A principled approach for generating adversarial images under non-smooth dissimilarity metrics

Authors: Aram-Alexandre Pooladian, Chris Finlay, Tim Hoheisel, Adam Oberman | Published: 2019-08-05 | Updated: 2019-10-08

2019.08.052025.04.03

Authors: Aram-Alexandre Pooladian, Chris Finlay, Tim Hoheisel, Adam Oberman
Published: 2019-08-05 | Updated: 2019-10-08

Source: https://arxiv.org/abs/1908.01667

PDF: https://arxiv.org/pdf/1908.01667

AIにより推定されたラベル

敵対的攻撃手法攻撃の評価堅牢性向上手法

※ こちらのラベルはAIによって自動的に追加されました。そのため、正確でないことがあります。
詳細は文献データベースについてをご覧ください。

Abstract

Deep neural networks perform well on real world data but are prone to adversarial perturbations: small changes in the input easily lead to misclassification. In this work, we propose an attack methodology not only for cases where the perturbations are measured by ℓ_p norms, but in fact any adversarial dissimilarity metric with a closed proximal form. This includes, but is not limited to, ℓ₁, ℓ₂, and ℓ_∞ perturbations; the ℓ₀ counting “norm” (i.e. true sparseness); and the total variation seminorm, which is a (non-ℓ_p) convolutional dissimilarity measuring local pixel changes.

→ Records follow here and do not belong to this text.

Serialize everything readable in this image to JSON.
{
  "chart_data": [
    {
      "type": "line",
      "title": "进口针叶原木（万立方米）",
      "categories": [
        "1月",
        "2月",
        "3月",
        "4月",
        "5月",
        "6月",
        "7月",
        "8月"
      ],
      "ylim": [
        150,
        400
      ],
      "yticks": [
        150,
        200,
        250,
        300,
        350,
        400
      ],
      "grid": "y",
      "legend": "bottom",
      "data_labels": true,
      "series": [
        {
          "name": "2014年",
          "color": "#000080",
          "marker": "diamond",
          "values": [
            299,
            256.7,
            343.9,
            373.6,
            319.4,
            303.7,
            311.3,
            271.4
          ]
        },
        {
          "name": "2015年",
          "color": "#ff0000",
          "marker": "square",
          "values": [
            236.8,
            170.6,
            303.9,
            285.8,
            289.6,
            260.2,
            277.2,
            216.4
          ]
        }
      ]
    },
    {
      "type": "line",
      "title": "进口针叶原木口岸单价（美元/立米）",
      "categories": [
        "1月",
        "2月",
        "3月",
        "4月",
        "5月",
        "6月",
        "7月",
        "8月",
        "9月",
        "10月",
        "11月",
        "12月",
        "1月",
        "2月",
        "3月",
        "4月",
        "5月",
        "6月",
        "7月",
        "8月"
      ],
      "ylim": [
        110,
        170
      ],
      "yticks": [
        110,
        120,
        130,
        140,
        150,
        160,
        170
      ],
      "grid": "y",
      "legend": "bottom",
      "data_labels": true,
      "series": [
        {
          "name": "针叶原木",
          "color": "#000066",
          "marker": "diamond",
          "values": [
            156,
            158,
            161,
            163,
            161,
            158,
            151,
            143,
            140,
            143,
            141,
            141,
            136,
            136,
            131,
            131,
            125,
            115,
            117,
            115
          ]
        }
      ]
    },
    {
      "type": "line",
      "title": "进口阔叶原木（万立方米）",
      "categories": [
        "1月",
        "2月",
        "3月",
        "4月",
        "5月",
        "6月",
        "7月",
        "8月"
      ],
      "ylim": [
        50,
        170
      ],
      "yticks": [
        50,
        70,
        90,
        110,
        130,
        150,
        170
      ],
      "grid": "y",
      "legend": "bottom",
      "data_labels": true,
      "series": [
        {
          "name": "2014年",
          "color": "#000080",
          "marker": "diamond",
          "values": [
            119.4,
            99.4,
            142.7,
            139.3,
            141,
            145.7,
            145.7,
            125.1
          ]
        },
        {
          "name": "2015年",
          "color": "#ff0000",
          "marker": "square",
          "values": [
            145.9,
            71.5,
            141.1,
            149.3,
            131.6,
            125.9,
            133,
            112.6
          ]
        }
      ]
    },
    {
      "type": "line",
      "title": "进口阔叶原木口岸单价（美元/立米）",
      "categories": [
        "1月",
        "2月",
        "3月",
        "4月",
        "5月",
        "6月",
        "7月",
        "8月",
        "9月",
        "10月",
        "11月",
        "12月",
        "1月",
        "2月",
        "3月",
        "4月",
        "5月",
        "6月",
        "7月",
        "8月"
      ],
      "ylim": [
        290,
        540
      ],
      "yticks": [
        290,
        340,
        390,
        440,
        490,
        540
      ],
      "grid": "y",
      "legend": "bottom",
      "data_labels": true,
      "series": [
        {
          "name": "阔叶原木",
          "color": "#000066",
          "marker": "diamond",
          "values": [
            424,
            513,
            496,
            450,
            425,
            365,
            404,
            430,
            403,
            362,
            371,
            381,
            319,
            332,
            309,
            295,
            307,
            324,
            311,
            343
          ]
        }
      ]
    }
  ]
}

Our approach is a natural extension of a recent adversarial attack method, and eliminates the differentiability requirement of the metric. We demonstrate our algorithm, ProxLogBarrier, on the MNIST, CIFAR10, and ImageNet-1k datasets. We consider undefended and defended models, and show that our algorithm easily transfers to various datasets. We observe that ProxLogBarrier outperforms a host of modern adversarial attacks specialized for the ℓ₀ case. Moreover, by altering images in the total variation seminorm, we shed light on a new class of perturbations that exploit neighboring pixel information.